Solomon was no longer at his side. At the first sign of trouble he had made himself invisible among the parked vehicles.
‘Hands in the air, cowboy,’ one of the shaded ones shouted, repeating the order in Arabic for good measure. Dima fumbled for his 45, aimed, squeezed, missed, aimed again – and it jammed. A fraction of a second later and the gun was gone from his hand – which was now spurting blood. The Yank had shot it clean out of his grip. Dima dropped to the ground as the Americans got to the other side of the car, opening the doors, reaching in and scooping up the Khalaji family into the bosom of democracy. Dima cursed Paliov for his stupid, ill-planned, under-resourced missions, he cursed the 45, the one or two too many vodkas and pretty much everything else about his shitty life so far.
A flicker of movement between a parked Datsun and a Mercedes – Solomon, behind the cars, choosing a position. And from under the Peugeot he saw one of the Americans inching towards him round the car, taking no chances. With his good right hand, Dima wrestled the Beretta from the left pocket of his chinos and fired at one of the American’s feet – just as he lifted it.
He heard doors slamming, the Americans retreating.

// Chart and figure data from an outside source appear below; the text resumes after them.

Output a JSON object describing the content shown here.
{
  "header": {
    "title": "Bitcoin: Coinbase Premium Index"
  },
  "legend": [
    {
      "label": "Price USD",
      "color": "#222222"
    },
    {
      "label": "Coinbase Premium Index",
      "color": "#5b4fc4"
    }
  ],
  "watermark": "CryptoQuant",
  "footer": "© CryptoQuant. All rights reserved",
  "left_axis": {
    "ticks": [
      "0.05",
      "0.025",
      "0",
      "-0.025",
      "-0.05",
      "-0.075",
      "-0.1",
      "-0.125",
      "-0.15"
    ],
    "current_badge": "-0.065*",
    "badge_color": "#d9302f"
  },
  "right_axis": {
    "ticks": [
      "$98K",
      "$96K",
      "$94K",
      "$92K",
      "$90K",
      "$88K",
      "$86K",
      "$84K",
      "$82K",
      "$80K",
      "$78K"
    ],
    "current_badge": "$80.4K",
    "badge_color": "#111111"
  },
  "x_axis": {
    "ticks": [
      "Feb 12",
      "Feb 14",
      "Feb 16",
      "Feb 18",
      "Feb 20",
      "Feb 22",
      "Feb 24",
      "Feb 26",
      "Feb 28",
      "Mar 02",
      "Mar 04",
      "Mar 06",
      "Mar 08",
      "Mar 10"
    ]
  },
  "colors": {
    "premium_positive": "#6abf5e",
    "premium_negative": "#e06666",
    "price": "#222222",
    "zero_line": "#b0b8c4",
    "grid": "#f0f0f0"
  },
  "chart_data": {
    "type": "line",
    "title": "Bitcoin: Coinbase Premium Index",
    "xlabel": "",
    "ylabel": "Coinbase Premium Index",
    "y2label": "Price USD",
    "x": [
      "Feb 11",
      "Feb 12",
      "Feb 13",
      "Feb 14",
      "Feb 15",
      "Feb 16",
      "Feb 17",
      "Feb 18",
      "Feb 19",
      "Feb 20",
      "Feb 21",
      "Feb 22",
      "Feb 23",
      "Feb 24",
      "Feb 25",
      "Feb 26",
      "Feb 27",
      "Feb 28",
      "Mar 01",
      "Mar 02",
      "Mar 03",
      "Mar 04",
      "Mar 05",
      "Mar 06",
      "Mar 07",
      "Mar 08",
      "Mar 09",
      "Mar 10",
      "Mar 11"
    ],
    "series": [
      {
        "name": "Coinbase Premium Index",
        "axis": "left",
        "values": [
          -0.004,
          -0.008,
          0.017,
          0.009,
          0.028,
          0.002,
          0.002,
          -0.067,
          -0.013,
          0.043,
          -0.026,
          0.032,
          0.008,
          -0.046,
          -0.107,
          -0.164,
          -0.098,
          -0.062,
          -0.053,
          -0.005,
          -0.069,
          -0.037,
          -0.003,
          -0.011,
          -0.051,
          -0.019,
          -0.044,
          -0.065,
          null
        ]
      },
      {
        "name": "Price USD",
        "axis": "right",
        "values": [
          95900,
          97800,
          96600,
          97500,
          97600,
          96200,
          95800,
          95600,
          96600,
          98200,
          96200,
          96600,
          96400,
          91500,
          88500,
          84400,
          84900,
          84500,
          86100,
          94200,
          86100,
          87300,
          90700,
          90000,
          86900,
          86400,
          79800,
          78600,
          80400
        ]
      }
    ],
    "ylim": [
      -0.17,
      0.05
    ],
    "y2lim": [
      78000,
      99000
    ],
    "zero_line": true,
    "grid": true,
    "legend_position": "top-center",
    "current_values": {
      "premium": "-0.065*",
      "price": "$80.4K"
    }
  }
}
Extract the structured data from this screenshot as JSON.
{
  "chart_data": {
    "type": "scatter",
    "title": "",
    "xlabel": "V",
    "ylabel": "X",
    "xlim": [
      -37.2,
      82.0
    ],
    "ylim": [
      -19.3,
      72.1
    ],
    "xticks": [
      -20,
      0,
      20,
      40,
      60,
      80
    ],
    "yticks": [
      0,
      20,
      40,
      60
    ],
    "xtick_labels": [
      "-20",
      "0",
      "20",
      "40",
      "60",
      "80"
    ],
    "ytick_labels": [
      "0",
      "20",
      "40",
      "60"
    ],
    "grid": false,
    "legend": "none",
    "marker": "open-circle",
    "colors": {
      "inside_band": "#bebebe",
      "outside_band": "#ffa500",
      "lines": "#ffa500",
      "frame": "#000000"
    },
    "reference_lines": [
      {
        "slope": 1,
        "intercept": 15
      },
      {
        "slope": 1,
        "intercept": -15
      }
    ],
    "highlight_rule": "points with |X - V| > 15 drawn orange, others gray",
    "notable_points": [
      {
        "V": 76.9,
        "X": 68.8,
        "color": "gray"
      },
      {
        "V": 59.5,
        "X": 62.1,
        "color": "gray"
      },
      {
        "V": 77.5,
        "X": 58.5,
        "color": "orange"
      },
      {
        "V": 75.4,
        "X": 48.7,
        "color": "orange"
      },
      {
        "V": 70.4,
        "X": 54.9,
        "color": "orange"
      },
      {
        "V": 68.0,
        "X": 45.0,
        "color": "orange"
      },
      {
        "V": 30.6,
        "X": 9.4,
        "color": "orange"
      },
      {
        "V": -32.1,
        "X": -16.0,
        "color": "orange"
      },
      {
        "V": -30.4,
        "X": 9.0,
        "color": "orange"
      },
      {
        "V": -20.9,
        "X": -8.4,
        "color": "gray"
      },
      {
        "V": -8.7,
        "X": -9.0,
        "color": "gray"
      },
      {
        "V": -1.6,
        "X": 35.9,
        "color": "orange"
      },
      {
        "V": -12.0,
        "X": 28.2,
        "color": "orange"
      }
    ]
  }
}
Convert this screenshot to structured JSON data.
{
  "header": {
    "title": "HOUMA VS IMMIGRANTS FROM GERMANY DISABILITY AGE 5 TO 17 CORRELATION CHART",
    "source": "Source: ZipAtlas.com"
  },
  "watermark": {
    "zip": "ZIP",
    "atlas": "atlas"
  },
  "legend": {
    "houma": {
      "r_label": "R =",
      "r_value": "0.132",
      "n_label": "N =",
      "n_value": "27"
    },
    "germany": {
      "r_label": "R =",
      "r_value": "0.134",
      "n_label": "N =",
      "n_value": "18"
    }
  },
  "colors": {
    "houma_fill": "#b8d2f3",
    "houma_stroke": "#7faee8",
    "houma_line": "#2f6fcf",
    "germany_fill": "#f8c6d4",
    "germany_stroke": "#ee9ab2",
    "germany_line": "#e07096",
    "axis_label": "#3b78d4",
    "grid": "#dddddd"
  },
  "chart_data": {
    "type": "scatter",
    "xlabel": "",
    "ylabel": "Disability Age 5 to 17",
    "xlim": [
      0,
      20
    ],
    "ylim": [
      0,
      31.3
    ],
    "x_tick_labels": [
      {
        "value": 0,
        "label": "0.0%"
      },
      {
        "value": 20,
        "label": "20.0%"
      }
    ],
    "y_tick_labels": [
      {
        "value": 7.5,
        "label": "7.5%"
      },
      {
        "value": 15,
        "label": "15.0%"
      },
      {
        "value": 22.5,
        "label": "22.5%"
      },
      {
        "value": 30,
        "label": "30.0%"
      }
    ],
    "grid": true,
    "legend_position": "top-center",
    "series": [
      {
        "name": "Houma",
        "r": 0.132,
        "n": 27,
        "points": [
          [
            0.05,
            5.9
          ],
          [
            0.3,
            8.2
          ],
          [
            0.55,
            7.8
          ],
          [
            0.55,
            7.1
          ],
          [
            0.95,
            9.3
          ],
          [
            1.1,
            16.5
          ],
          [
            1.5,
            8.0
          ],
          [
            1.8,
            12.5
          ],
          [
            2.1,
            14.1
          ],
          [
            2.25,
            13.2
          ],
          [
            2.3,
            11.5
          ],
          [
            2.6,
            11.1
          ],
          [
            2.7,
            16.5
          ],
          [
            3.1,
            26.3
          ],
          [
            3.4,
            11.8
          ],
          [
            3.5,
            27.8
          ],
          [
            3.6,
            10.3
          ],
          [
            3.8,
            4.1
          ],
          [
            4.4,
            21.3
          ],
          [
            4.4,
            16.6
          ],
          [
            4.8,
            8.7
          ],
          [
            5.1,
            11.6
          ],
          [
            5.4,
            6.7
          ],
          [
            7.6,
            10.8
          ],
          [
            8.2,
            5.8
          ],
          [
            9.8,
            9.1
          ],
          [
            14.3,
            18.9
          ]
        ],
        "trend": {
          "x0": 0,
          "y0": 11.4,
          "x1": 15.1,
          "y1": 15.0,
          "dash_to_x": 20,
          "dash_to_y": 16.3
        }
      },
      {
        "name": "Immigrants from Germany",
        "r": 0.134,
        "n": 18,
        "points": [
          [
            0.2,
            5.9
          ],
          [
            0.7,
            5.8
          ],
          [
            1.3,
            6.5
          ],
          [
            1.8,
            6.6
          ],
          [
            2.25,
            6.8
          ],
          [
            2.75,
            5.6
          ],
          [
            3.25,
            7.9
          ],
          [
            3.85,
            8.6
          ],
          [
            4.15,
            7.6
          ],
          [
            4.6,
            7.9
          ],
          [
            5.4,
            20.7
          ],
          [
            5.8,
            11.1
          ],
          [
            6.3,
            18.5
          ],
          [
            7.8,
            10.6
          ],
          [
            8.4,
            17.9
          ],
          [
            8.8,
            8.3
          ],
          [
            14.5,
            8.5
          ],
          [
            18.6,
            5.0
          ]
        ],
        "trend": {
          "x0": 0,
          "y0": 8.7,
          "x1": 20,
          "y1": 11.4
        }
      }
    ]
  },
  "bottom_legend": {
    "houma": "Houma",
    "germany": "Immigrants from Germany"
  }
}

‘Family secured. Good to go. Go now!’
Better dead than the Americans get their hands on him. Dima hadn’t shared that with Solomon. Didn’t need to. Solomon would know. The bullets, that family . . . The American whose foot Dima had just missed swung into view, big jaw, Zapata moustache, mirror shades.
‘You Commie cunt.’ The American lifted hisM9, took aim. The air between them exploded.
The American sank to his knees, his forehead cratered by the bullet that had entered the back of his head and chewed its way out front. His mouth had turned into a perfect O as if preparing to sing. He hovered there a second, then he slumped on top of Dima, pinning him down, the contents of his smashed head emptying out over his face.
There were more shots from Solomon’s position. More screams and shrieks –
‘fuckoutahererightnow!’ Doors slamming and furious wheelspin – and then silence.
Solomon lifted the corpse off Dima, wiping his face with the fake polo shirt.